Polyamine synthesis proceeds with the decarboxylation of ornithine to form putrescine via the action of ornithine decarboxylase (ODC). Spermidine and spermine are then formed in step-wise fashion by spermidine synthase (SPDS) and spermine synthase (SPMS). Both SPDS and SPMS utilize decarboxylated S-adenosylmethionine, a product of S-adenosylmethionine decarboxylase (AdoMetDC), as a substrate for spermidine and spermine synthesis. Together with ODC, AdoMetDC comprise the rate-limiting steps of polyamine synthesis. During catabolism, spermine can be directly oxidized to spermidine by spermine oxidase (SMO). Induction of Spermidine/Spermine N1-acetyltransferase (SSAT), the rate-limiting step of polyamine catabolism, results in N¹-acetylated forms of spermine and spermidine. Through the subsequent activity of polyamine oxidase (PAO) spermine can be converted to spermidine and spermidine to putrescine. The precursor to polyamine synthesis, ornithine, is synthesised by multiple routes. As an intermediate of the urea cycle, ornithine is synthesised from arginine by arginase. The urea cycle may also act as a vehicle to link the TCA cycle to polyamine synthesis as aspartate is used to form argininosuccinate that is subsequently combined with fumarate to make arginine. Arginine may also be taken up as a substrate and synthesised directly to ornithine. Both proline and glutamate can feed into ornithine synthesis through Δ1-Pyrroline 5-carboxylate that once catalyzed to Glutamate-γ-semialdehyde can be converted to ornithine by ornithine acetyltransferase (OAT). Finally, glutamine can also feed into the urea cycle via carbamoyl phosphate that enters the cycle at citrulline (not shown).

Figure 3. The cholesterol biosynthesis pathway

HMG-CoA reductase combines 3 molecules of acetyl-CoA with NADPH to synthesize mevalonate, the precursor of cholesterol biosynthesis. Several steps of phosphorylation generate activated isoprenes, later condensed to form squalene. Cyclization of squalene occurs in several steps that finally generate the four fused rings characteristic of cholesterol and other sterols. Intermediates of cholesterol biosynthesis, such as farnesyl pyrophosphate are used to post-translational modify proteins (ie: protein prenylation). Similarly, many cholesterol derivatives such as cholesterol esters, hydroxycholesterols and cholesterol sulfates play important roles in modulating the immune function.

Figure 4. The hexosamines biosynthesis pathway

The hexosamine biosynthesis pathway is an off-shoot of glycolysis that starts with the conversion of fructose-6-phosphate and the amino group donor glutamine to glucosamine-6-phosphate. Glucosamine-6-phosphate is then linked to the nucleotide UTP and N-acetylated to form the bioactive molecule UDP-N-acetylglucosamine. The enzymes O-GlcNAc transferase (OGT) and O-GlcNAcase (OGA) catalyse addition or removal of the post-translational modification O-GlcNAcylation. O-GlcNAcylation and phosphorylation often compete for the same amino acid residues and their competition influence protein stability and function. On the other hand, the enzymes MGATs use UDP-N-acetylglucosamine to modify the branching of N-glycans, a post-translational modification of surface proteins that regulates cell membrane dynamics.
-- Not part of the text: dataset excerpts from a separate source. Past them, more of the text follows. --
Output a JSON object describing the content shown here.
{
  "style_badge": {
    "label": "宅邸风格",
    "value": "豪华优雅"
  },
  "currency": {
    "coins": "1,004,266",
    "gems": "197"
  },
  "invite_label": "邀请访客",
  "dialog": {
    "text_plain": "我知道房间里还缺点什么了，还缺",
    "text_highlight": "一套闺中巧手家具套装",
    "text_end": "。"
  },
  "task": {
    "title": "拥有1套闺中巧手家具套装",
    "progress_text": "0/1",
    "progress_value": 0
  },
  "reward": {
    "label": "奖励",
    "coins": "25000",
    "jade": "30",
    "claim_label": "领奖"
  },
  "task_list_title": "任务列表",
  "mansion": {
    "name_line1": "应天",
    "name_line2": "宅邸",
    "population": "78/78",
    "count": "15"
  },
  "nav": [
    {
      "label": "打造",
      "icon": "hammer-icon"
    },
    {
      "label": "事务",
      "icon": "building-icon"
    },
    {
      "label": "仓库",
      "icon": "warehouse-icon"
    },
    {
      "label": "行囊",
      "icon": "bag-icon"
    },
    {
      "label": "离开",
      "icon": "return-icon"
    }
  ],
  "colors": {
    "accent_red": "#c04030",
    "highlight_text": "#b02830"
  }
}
Figure 5. The pentose phosphate pathway, nucleotide biosynthesis and one-carbon metabolism

The pentose phosphate pathway (PPP) is divided into an oxidative and a non-oxidative arm. In the former, the glycolytic intermediate glucose-6-phosphate is oxidized to ribose-5-phosphate that can then feed the non-oxidative PPP. The non-oxidative PPP converts ribose-5-phosphate to glucose-6-phosphate that re-enters the oxidative PPP and sustains a cycle aimed at regenerating NADP⁺ to NADPH. Ribose-5-phosphate can otherwise fuel the de novo pathway of nucleotide biosynthesis to generate the building blocks for DNA replication and RNA transcription. Quiescent cells mostly use the salvage pathway of nucleotide regeneration that recycles senescent DNA and RNA to feed the nucleotide pool. The one-carbon metabolism is compartmentalized between cytosol and mitochondria and provided essential carbon equivalents for purine and pyrimidine biosynthesis. The THF cycle is the entry point of the essential amino acid serine to sustain proliferation of activate T cells.